Orders and Trades
Generally speaking, there are three types of CFD orders:
1. Market order – an order to buy or sell a CFD
2.
Limit
order – an order to capture gains from advantageous market movements
3. Stop order – an order to forego further losses from disadvantageous market movements
If a trader believes the value of an index or commodity will increase, the trader should place a Market Order to buy the
associated CFD
at its “Ask” price. However, in order to protect against the risk of
significant losses, a prudent trader will simultaneously place a Stop
Order to sell the CFD if the “Bid” price drops to a certain level.
In addition, in order to capture profits, a trader will often place a
Limit Order to sell the CFD if the “Bid” price rises to a certain
level.
In contrast, if a trader believes the value of an index or commodity will
decrease relative to its pair, the trader should place a Market Order to
sell the associated CFD at its “Bid” price.
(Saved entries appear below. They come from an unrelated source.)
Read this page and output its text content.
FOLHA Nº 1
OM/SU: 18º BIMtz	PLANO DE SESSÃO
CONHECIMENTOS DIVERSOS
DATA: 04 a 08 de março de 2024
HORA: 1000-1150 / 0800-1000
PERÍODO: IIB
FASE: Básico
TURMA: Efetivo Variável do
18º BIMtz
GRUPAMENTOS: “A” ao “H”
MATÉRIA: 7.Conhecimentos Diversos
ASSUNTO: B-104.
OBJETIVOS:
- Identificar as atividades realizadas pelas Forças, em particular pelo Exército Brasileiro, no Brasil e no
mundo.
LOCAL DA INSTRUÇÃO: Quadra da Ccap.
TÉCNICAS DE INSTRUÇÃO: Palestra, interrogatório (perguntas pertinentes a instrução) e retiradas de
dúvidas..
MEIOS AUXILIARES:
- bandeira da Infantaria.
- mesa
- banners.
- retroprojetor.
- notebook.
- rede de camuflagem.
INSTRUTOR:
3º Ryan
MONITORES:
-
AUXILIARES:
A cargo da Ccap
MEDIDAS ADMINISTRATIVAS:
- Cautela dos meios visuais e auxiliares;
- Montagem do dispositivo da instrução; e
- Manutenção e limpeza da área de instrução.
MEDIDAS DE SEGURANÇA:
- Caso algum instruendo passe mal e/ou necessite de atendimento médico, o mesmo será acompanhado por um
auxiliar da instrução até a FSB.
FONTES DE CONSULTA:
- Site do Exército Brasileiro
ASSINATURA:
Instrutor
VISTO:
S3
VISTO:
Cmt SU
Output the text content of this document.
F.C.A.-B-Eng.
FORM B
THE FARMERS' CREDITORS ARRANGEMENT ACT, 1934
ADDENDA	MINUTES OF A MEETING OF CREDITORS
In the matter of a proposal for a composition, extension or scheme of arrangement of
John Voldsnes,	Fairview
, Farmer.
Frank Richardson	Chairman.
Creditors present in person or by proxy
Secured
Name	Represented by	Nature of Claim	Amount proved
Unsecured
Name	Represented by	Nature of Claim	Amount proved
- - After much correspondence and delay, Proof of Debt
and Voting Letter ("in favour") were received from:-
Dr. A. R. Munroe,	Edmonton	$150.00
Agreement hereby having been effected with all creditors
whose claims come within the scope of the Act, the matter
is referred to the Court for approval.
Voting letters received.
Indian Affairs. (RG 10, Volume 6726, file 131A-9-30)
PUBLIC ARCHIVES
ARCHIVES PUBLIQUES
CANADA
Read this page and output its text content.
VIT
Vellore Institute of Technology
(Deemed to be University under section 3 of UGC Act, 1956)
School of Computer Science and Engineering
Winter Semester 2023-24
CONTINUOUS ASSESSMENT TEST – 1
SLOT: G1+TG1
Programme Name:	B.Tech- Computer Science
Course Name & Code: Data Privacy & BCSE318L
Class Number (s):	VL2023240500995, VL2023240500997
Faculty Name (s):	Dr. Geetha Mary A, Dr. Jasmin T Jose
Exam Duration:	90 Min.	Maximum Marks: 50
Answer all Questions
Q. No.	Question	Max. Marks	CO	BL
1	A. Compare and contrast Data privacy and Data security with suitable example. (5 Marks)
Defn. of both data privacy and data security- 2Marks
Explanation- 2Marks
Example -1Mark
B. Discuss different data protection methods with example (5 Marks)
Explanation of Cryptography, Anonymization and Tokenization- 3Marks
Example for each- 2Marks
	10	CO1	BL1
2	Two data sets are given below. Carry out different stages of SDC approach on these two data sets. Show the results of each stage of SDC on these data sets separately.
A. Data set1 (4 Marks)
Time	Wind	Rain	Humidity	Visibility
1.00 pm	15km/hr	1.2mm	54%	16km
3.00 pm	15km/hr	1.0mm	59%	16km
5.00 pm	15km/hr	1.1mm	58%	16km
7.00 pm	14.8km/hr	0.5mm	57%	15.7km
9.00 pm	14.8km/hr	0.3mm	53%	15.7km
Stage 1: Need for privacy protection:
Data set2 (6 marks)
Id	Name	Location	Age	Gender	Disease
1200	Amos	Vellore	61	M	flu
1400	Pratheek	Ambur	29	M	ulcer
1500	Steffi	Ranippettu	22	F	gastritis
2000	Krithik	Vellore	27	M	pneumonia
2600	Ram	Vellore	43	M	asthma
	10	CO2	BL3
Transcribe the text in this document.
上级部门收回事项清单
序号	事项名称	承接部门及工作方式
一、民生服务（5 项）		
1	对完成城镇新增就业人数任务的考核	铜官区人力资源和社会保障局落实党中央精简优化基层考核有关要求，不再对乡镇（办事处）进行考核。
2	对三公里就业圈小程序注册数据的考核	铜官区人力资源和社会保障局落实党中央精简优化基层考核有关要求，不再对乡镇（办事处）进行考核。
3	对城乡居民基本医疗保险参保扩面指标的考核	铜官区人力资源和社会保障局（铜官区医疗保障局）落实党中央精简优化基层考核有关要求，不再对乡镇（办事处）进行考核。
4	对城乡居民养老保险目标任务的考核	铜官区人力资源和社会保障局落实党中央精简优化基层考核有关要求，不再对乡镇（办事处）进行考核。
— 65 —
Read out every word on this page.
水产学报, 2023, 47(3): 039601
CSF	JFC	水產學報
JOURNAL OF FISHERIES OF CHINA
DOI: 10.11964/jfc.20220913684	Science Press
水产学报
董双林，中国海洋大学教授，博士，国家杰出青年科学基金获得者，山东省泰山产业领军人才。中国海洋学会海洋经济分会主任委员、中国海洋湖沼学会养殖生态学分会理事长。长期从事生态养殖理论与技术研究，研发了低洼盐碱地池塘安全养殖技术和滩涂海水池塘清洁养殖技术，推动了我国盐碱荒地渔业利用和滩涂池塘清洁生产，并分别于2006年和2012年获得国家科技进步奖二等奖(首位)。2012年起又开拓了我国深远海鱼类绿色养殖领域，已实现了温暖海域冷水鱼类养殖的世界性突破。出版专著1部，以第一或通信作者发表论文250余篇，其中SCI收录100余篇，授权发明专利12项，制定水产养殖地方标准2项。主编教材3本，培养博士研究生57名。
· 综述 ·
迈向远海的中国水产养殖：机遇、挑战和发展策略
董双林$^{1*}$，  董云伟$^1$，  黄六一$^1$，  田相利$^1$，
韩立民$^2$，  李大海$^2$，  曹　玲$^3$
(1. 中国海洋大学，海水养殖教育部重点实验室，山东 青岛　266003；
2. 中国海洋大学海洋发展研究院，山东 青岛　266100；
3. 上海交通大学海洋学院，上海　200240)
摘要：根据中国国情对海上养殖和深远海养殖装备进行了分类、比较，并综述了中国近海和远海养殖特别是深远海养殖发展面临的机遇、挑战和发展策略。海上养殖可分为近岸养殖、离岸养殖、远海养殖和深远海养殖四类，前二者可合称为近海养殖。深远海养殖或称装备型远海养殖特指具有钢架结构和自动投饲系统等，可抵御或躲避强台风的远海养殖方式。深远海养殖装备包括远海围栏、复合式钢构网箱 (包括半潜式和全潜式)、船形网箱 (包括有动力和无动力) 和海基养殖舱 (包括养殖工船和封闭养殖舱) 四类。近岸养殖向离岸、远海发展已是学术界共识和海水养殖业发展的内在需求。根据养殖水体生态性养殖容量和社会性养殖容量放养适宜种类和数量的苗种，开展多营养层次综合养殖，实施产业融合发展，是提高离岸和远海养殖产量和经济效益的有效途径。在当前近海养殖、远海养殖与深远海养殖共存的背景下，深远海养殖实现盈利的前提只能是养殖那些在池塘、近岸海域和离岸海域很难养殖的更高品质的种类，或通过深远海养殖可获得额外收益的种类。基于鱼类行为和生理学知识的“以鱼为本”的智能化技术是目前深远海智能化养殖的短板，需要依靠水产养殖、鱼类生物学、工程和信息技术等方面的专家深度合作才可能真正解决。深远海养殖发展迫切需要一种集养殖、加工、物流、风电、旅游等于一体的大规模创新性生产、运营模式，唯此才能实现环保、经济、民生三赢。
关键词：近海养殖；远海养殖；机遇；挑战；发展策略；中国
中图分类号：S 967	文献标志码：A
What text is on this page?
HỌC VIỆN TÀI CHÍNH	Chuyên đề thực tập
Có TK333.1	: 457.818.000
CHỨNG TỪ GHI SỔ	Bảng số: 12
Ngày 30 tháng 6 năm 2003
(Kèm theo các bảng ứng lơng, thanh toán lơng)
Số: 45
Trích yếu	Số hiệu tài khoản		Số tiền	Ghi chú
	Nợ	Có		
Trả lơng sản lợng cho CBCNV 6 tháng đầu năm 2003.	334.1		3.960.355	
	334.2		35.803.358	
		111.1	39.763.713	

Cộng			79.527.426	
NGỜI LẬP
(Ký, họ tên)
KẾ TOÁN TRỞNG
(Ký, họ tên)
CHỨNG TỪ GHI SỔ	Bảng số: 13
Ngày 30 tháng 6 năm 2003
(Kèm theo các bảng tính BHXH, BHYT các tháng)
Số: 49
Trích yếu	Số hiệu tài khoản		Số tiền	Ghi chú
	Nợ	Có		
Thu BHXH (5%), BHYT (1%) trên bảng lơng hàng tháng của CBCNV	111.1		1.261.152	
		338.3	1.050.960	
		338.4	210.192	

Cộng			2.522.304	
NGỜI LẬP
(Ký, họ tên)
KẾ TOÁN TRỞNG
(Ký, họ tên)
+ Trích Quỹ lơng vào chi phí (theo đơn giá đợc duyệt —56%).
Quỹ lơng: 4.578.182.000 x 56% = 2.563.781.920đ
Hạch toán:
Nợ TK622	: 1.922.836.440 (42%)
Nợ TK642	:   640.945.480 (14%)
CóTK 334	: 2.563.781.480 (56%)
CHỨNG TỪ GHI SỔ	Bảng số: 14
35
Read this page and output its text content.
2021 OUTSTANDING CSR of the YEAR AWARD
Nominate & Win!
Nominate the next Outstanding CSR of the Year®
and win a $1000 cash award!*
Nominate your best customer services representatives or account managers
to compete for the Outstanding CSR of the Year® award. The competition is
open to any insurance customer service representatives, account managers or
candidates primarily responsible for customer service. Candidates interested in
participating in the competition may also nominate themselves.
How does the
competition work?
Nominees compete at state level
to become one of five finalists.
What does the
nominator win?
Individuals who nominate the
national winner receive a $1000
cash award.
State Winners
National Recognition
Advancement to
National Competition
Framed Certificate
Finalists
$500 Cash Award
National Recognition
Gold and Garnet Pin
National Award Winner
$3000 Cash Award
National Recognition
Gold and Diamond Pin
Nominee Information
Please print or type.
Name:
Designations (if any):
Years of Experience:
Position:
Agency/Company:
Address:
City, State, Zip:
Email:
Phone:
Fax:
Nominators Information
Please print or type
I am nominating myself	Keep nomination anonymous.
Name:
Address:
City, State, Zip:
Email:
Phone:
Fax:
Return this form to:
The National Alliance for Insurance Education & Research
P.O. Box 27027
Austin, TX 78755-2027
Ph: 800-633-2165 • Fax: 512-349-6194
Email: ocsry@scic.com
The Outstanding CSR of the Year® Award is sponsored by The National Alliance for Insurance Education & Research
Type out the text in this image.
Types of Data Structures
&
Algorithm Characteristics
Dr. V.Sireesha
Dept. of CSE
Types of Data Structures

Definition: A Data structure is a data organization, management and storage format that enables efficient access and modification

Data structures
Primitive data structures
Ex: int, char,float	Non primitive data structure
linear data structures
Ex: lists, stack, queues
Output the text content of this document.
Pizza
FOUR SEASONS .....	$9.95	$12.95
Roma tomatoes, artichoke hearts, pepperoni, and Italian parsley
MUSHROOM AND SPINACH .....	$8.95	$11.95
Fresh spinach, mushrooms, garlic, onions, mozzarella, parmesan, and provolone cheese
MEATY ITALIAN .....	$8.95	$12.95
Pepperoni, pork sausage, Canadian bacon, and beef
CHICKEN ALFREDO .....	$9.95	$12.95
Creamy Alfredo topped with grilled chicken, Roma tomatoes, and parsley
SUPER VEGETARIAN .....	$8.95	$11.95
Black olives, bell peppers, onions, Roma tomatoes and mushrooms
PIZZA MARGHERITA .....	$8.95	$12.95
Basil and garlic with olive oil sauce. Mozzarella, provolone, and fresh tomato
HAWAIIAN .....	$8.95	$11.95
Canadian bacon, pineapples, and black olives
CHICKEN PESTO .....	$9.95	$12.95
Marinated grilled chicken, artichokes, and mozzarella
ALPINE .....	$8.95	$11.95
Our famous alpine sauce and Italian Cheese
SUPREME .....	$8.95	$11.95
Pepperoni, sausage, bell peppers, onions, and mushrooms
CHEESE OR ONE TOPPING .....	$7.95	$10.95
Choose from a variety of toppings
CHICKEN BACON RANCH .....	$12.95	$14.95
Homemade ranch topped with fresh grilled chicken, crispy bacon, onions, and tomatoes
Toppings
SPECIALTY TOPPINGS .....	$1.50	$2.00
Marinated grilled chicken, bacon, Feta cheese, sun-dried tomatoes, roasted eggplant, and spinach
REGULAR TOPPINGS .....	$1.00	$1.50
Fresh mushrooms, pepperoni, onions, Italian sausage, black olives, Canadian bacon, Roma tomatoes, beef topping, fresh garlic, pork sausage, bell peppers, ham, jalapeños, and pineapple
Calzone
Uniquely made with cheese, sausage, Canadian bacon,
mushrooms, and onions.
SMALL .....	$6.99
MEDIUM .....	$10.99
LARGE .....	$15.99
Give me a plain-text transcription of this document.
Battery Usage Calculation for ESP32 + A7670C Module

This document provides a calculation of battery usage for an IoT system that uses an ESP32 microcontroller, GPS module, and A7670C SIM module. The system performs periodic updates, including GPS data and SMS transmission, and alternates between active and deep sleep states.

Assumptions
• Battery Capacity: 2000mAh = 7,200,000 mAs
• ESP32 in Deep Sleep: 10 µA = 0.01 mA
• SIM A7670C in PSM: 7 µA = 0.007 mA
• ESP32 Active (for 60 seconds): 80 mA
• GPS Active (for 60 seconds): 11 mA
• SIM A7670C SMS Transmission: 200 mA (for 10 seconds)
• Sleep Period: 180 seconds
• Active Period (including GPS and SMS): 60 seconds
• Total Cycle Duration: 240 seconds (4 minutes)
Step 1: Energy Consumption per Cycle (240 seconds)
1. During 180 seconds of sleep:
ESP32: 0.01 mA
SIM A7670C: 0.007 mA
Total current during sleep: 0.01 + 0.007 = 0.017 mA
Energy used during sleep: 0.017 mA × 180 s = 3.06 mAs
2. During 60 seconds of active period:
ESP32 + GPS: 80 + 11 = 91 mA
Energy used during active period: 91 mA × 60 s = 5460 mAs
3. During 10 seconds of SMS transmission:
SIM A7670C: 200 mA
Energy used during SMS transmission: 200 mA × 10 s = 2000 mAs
However, in order to protect
against the risk of significant losses, a prudent trader will
simultaneously place a Stop Order to buy the CFD if the “Ask” price
rises to a certain level. In addition, in order to capture profits, a
trader will often place a Limit Order to buy the CFD if the “Ask”
price drops to a certain level.
Therefore, prudent trading would suggest that
every “buy” order be coupled with two “sell” orders; and every “sell”
order be coupled with two “buy” orders.